Monday, Feb. 24, 1947
Calvinist Comeback?
Calvinism was once virtually the American Faith. It came to New England with the Puritans, to New York with the Dutch Reformed, to Pennsylvania with the German Reformed. And wherever Scottish Presbyterians went in the U.S., predestination, 90-minute sermons, and the "Shorter Catechism" went with them.
But the faith of ascetic, heretic-burning John Calvin was stern, hard and alien to a boisterous young country in a nature-taming age. Calvinism insisted on 1) the total depravity of man, 2) a God who, for His own good reasons, irrevocably divided all mankind into the Elect and the Damned, 3) strict "blue laws."-
Is Calvinism's stern faith on its way back--as a reaction against the emotional confusions of war, inflation and the atomic age? Sure of it, Professor Clarence Bouma, of Michigan's Calvin Seminary, writes in the current Journal of Religion:
". . . The once dominant and self-confident liberalism speaks a different language today. Horton and Van Dusen, Tillich and Niebuhr, Fosdick and Morrison--it scarcely makes a difference to whom you turn. All speak in the same apologetic strain, even though a few try to cover their retreat. . . .

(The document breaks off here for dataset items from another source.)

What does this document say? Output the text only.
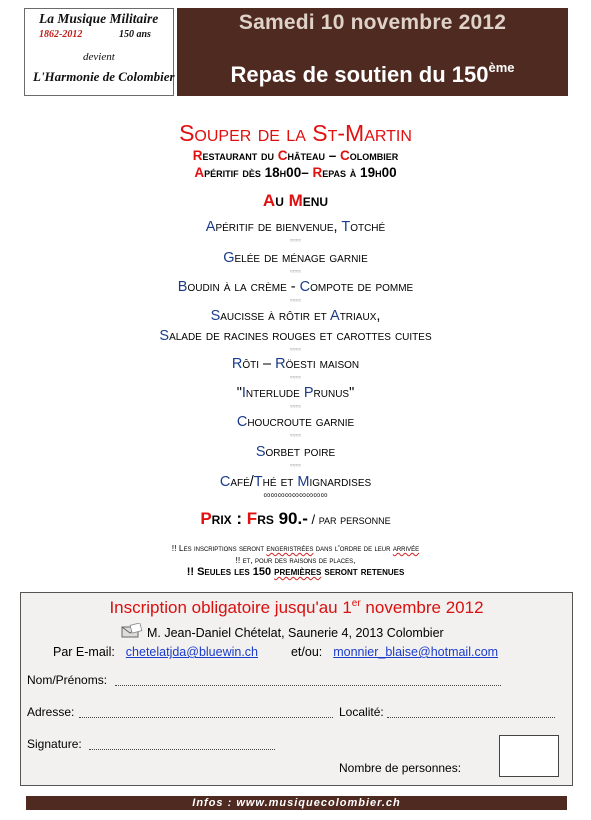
La Musique Militaire
1862-2012	150 ans
devient
L'Harmonie de Colombier
Samedi 10 novembre 2012
Repas de soutien du 150ème
Souper de la St-Martin
Restaurant du Château – Colombier
Apéritif dès 18h00– Repas à 19h00
Au Menu
Apéritif de bienvenue, Totché
≈≈≈≈
Gelée de ménage garnie
≈≈≈≈
Boudin à la crème - Compote de pomme
≈≈≈≈
Saucisse à rôtir et Atriaux,
Salade de racines rouges et carottes cuites
≈≈≈≈
Rôti – Röesti maison
≈≈≈≈
"Interlude Prunus"
≈≈≈≈
Choucroute garnie
≈≈≈≈
Sorbet poire
≈≈≈≈
Café/Thé et Mignardises
∞∞∞∞∞∞∞∞∞
Prix : Frs 90.- / par personne
!! Les inscriptions seront engeristrées dans l'ordre de leur arrivée
!! et, pour des raisons de places,
!! Seules les 150 premières seront retenues
Inscription obligatoire jusqu'au 1er novembre 2012
M. Jean-Daniel Chételat, Saunerie 4, 2013 Colombier
Par E-mail: chetelatjda@bluewin.ch	et/ou: monnier_blaise@hotmail.com
Nom/Prénoms:
Adresse:	Localité:
Signature:
Nombre de personnes:
Infos : www.musiquecolombier.ch
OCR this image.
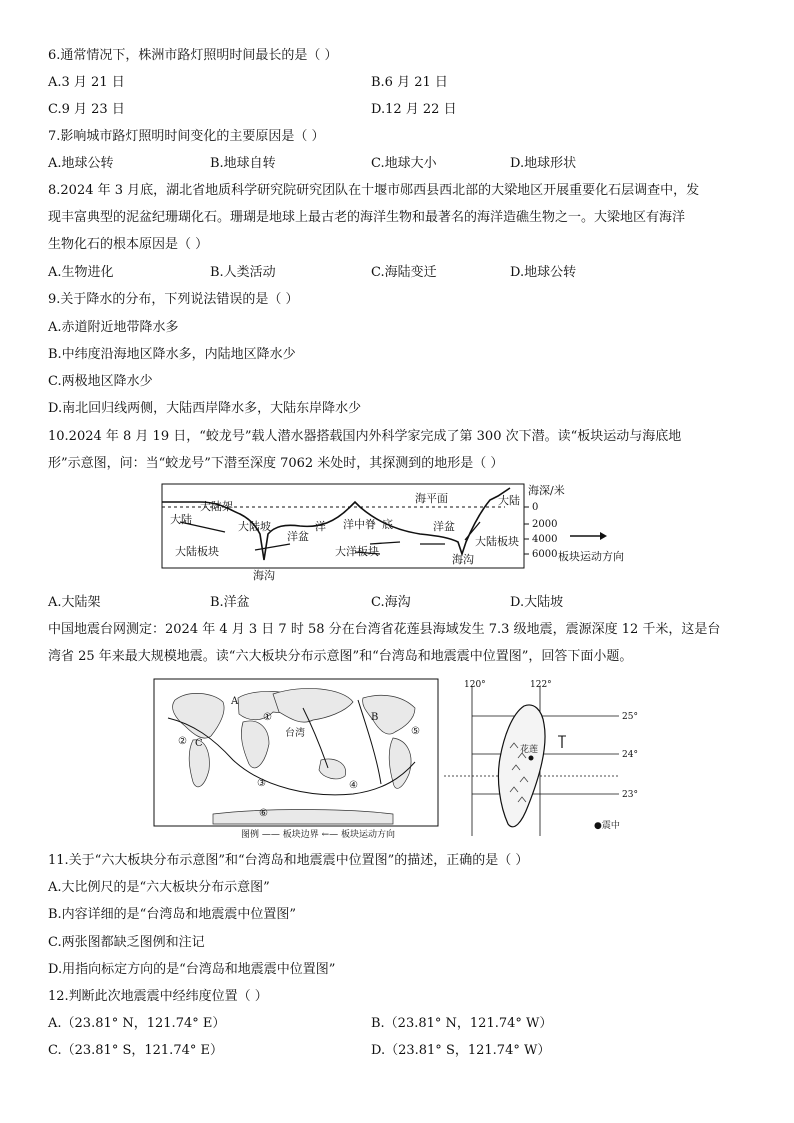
6.通常情况下，株洲市路灯照明时间最长的是（ ）
A.3 月 21 日	B.6 月 21 日
C.9 月 23 日	D.12 月 22 日
7.影响城市路灯照明时间变化的主要原因是（ ）
A.地球公转	B.地球自转	C.地球大小	D.地球形状
8.2024 年 3 月底，湖北省地质科学研究院研究团队在十堰市郧西县西北部的大梁地区开展重要化石层调查中，发
现丰富典型的泥盆纪珊瑚化石。珊瑚是地球上最古老的海洋生物和最著名的海洋造礁生物之一。大梁地区有海洋
生物化石的根本原因是（ ）
A.生物进化	B.人类活动	C.海陆变迁	D.地球公转
9.关于降水的分布，下列说法错误的是（ ）
A.赤道附近地带降水多
B.中纬度沿海地区降水多，内陆地区降水少
C.两极地区降水少
D.南北回归线两侧，大陆西岸降水多，大陆东岸降水少
10.2024 年 8 月 19 日，“蛟龙号”载人潜水器搭载国内外科学家完成了第 300 次下潜。读“板块运动与海底地
形”示意图，问：当“蛟龙号”下潜至深度 7062 米处时，其探测到的地形是（ ）
大陆架
大陆
大陆坡
洋盆
洋 洋中脊 底	洋盆
海平面	大陆
大陆板块	大洋板块
大陆板块
海沟
海沟
海深/米
0
2000
4000
6000 板块运动方向
A.大陆架	B.洋盆	C.海沟	D.大陆坡
中国地震台网测定：2024 年 4 月 3 日 7 时 58 分在台湾省花莲县海域发生 7.3 级地震，震源深度 12 千米，这是台
湾省 25 年来最大规模地震。读“六大板块分布示意图”和“台湾岛和地震震中位置图”，回答下面小题。
A
B
C
①
②
③	④
⑤
⑥
台湾
图例 —— 板块边界 ←— 板块运动方向
120°	122°
25°
24°
23°
花莲
●震中
11.关于“六大板块分布示意图”和“台湾岛和地震震中位置图”的描述，正确的是（ ）
A.大比例尺的是“六大板块分布示意图”
B.内容详细的是“台湾岛和地震震中位置图”
C.两张图都缺乏图例和注记
D.用指向标定方向的是“台湾岛和地震震中位置图”
12.判断此次地震震中经纬度位置（ ）
A.（23.81° N，121.74° E）	B.（23.81° N，121.74° W）
C.（23.81° S，121.74° E）	D.（23.81° S，121.74° W）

"These liberals no longer speak of the perfectibility of man. . . . Whereas we used to hear of the glory, the progress, and the greatness of man, we now hear of his 'fate' and his 'predicament.'. . . What has all this to do with a possible revival of Calvinism?
"First of all, this new temper is a vindication--whatever the intent of the liberals--of the Pauline-Augustinian-Calvinistic view of human nature. . . .

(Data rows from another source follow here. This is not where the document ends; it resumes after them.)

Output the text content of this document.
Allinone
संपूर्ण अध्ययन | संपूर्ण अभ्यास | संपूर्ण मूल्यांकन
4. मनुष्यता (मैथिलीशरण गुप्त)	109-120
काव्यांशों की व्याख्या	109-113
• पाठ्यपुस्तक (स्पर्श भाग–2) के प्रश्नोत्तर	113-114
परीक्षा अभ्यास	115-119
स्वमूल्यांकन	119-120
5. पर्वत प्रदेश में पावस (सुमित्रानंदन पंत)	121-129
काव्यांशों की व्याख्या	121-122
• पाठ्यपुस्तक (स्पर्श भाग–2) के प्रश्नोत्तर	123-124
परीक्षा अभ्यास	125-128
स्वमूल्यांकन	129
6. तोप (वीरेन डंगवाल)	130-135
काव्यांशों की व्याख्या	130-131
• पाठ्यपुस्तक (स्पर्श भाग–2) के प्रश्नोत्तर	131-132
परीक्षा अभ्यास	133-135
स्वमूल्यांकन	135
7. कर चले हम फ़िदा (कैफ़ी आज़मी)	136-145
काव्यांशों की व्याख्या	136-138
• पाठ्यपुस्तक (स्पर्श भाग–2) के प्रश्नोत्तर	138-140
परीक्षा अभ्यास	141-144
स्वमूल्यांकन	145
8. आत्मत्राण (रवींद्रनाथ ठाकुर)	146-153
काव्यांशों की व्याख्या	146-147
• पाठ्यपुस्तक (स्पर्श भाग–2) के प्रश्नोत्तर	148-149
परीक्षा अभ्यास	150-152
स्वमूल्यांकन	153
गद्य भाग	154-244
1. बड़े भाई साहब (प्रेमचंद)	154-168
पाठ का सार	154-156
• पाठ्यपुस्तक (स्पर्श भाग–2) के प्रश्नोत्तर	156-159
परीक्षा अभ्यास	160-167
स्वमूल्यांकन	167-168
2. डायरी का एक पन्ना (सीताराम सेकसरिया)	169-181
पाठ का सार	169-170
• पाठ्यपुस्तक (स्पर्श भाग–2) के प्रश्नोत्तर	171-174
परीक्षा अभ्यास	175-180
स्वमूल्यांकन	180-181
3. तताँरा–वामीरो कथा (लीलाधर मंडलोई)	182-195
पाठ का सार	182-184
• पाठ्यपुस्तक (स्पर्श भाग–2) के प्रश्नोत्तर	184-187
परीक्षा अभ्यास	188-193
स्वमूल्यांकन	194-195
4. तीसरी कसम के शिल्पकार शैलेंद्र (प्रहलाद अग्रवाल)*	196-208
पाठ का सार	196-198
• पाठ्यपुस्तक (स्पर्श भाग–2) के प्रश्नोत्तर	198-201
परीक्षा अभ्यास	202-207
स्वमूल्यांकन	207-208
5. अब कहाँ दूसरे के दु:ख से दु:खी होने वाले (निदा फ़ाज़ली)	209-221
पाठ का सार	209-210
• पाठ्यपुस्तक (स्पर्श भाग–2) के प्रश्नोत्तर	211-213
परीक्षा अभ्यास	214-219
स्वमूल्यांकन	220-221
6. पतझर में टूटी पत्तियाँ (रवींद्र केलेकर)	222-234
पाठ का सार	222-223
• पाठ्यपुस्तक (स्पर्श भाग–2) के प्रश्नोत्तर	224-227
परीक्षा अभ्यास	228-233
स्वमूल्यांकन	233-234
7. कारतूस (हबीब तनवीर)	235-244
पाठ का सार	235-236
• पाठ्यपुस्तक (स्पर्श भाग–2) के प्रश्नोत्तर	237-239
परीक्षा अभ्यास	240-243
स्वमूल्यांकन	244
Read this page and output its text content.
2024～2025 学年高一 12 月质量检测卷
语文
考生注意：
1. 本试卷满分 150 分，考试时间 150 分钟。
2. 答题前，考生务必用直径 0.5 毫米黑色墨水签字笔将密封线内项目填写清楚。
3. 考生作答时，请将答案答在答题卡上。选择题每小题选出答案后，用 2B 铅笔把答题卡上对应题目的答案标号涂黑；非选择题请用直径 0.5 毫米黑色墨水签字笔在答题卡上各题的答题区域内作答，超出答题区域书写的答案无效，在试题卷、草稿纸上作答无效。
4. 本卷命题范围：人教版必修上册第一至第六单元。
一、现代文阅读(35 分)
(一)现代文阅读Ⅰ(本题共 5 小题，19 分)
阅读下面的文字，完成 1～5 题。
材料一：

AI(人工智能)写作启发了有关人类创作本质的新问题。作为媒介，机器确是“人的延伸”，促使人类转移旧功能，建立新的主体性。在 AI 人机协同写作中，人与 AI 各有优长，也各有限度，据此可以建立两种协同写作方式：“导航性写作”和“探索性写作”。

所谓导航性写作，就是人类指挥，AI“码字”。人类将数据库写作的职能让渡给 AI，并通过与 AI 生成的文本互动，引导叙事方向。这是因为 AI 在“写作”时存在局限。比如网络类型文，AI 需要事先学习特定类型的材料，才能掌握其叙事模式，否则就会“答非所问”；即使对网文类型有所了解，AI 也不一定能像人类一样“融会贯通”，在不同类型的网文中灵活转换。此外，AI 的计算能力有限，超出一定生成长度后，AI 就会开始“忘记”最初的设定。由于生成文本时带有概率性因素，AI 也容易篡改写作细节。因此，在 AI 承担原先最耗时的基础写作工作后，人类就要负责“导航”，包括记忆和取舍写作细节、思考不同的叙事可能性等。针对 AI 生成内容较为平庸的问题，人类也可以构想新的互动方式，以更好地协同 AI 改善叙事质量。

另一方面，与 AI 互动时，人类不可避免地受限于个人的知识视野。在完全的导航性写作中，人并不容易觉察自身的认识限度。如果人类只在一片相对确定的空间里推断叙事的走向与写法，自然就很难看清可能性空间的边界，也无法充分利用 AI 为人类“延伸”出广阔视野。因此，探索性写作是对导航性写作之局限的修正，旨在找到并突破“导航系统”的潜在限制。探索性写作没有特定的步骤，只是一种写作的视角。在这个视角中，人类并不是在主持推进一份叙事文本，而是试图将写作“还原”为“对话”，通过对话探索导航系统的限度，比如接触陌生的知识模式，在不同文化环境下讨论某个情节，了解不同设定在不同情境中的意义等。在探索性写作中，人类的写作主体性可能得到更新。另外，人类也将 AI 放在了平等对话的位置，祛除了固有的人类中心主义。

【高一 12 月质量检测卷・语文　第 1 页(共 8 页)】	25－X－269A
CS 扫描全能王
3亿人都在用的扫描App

"The message of Calvinism to modern man is that he must repent from his idolatry, which is his greatest and root sin. His idolatry, in that he has made a God of himself and made a problem of the living God of the Scriptures. . . .
"We have had enough religion, religious philosophy and religious psychology. It is time we again found the living God and began to build the theological temple. . . .

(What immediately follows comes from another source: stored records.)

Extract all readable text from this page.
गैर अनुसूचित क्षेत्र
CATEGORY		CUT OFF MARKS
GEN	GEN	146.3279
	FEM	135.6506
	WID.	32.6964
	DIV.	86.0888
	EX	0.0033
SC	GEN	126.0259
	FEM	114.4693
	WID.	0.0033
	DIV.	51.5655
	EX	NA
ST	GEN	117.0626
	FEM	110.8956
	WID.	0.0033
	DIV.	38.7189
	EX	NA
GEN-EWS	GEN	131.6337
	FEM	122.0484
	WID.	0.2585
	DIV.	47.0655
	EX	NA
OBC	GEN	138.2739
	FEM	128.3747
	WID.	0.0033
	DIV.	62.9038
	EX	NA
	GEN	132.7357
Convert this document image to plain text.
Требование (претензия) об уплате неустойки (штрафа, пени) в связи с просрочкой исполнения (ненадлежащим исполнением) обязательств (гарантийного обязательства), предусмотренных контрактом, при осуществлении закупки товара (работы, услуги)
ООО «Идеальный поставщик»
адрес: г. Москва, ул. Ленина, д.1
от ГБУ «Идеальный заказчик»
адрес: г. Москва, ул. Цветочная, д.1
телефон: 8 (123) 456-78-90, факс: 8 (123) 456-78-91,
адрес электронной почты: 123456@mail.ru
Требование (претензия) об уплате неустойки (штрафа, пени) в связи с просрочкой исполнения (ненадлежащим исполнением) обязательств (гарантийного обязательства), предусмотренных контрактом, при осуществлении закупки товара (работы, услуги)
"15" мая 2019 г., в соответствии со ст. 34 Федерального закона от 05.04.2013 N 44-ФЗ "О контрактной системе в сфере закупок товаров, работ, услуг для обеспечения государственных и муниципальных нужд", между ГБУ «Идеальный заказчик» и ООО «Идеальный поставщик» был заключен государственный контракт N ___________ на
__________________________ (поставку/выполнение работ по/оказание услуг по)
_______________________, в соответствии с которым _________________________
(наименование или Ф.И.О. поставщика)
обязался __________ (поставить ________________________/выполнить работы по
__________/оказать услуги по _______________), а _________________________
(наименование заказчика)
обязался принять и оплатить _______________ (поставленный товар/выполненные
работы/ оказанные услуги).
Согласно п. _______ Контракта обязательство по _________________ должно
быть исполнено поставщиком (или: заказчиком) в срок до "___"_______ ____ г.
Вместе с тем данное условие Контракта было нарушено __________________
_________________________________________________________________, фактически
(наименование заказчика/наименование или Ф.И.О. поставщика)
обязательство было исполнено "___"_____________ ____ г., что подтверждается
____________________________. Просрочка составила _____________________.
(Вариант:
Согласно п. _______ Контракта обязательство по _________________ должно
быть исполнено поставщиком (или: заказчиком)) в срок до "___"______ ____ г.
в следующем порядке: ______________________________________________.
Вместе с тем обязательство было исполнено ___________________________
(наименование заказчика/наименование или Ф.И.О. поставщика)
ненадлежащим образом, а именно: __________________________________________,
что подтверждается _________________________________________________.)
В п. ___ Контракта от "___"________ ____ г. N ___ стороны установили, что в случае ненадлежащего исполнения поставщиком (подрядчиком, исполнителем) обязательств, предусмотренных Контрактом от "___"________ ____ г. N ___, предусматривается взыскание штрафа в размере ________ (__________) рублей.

"Let theology be theology! We have made everything of it except just that. Theology is the coherent, systematic study of God and divine things. . . . Somehow modern theology will have to find the road back to the God of the Scriptures, the God of whom Pascal in his spiritual autobiography is reported to have exclaimed in the night of his conversion: 'God! the God of Abraham, Isaac, and Jacob! The God of Jesus Christ! Not the God of the philosophers and the scholars!'':
*In Geneva under Calvin (1541-64), joking and absence from sermons were crimes.